Bien sûr, aucune infrastructure de télémédecine n'existe en vase clos et il est important que des pratiques de sécurité à l'échelle de l'organisation soient mises en place et complétées par des politiques fortes. Le personnel doit être formé non seulement à l'utilisation responsable des nouveaux outils et systèmes de télémédecine, mais aussi, de manière générale, aux principes de base de la cybersécurité.

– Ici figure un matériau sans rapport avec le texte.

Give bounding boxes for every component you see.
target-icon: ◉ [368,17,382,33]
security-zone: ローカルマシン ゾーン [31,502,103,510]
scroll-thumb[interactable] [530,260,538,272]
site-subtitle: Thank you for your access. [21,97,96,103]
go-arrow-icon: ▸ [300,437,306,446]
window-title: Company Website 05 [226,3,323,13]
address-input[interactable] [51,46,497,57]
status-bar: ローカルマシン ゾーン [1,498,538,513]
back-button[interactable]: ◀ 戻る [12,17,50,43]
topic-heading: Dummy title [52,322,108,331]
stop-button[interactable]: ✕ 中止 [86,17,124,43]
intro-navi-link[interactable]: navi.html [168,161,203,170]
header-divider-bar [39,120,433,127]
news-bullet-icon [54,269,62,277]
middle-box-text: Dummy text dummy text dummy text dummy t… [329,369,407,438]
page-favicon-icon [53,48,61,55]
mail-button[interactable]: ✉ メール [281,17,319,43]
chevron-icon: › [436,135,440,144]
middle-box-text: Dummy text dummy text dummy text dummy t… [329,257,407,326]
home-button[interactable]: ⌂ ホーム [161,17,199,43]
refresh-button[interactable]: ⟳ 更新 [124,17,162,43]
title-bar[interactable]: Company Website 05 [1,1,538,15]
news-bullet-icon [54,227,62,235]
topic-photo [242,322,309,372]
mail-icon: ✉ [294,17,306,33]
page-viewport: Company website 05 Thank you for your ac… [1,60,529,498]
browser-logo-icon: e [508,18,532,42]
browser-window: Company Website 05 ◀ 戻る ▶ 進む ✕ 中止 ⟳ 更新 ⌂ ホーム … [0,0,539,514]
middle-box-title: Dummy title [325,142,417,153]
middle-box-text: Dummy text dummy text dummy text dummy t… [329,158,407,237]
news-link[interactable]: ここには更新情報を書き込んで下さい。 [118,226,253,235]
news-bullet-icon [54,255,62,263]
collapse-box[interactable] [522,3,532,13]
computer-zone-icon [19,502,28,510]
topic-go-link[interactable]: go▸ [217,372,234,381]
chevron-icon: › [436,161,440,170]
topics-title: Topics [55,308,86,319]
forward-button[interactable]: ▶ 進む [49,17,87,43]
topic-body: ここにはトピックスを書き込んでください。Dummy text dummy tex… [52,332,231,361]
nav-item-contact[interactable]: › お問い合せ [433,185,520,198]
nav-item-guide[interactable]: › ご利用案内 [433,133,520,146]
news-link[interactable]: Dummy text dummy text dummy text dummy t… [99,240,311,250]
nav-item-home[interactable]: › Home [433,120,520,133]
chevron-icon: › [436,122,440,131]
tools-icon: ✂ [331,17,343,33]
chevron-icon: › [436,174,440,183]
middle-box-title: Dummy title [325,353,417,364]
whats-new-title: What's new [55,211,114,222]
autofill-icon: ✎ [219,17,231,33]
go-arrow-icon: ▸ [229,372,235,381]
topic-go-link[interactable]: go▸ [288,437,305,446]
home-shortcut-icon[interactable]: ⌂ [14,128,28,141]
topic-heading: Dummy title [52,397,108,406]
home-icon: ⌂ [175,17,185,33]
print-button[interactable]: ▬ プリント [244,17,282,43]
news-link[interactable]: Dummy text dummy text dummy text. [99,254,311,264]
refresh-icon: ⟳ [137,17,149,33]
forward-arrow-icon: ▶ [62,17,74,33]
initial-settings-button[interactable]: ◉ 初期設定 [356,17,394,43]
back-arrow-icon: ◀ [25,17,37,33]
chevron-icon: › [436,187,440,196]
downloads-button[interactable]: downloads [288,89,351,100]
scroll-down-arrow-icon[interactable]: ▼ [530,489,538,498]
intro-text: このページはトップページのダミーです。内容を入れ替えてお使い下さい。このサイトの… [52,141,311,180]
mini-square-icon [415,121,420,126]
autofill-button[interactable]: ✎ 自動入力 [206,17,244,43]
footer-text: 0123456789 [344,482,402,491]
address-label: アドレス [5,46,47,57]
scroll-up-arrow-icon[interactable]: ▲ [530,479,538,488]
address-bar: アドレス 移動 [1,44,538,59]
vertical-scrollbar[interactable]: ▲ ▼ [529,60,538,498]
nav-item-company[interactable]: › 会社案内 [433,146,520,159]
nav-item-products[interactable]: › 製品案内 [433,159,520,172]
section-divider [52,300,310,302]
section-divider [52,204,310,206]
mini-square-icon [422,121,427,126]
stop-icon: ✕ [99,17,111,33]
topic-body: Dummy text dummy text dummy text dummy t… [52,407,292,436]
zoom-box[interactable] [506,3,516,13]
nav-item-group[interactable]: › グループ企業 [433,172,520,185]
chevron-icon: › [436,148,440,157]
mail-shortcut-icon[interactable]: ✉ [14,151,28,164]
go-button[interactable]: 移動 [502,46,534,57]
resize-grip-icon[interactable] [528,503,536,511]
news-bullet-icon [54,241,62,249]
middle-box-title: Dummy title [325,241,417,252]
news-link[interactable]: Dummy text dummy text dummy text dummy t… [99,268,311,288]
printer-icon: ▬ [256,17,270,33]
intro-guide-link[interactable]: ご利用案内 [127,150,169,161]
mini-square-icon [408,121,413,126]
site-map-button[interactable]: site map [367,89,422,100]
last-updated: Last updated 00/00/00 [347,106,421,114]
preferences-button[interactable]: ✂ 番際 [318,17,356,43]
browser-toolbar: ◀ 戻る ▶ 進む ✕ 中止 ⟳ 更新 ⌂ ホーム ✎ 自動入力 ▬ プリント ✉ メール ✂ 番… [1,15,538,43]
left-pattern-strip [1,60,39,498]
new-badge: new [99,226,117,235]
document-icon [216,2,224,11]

La formation doit couvrir les bases d'une bonne gestion, la manière de repérer les menaces, les mesures à prendre et les personnes à contacter en cas d'accès à des documents suspects, la restriction de l'utilisation des navigateurs sur des dispositifs et des ressources cliniques spécifiques, l'application de contrôles d'accès physique, etc. En règle générale, la cybersécurité des soins de santé n'est réellement efficace que si son maillon le plus faible l'est. Il est donc vital que votre personnel n'amplifie pas les failles de votre système et de votre infrastructure.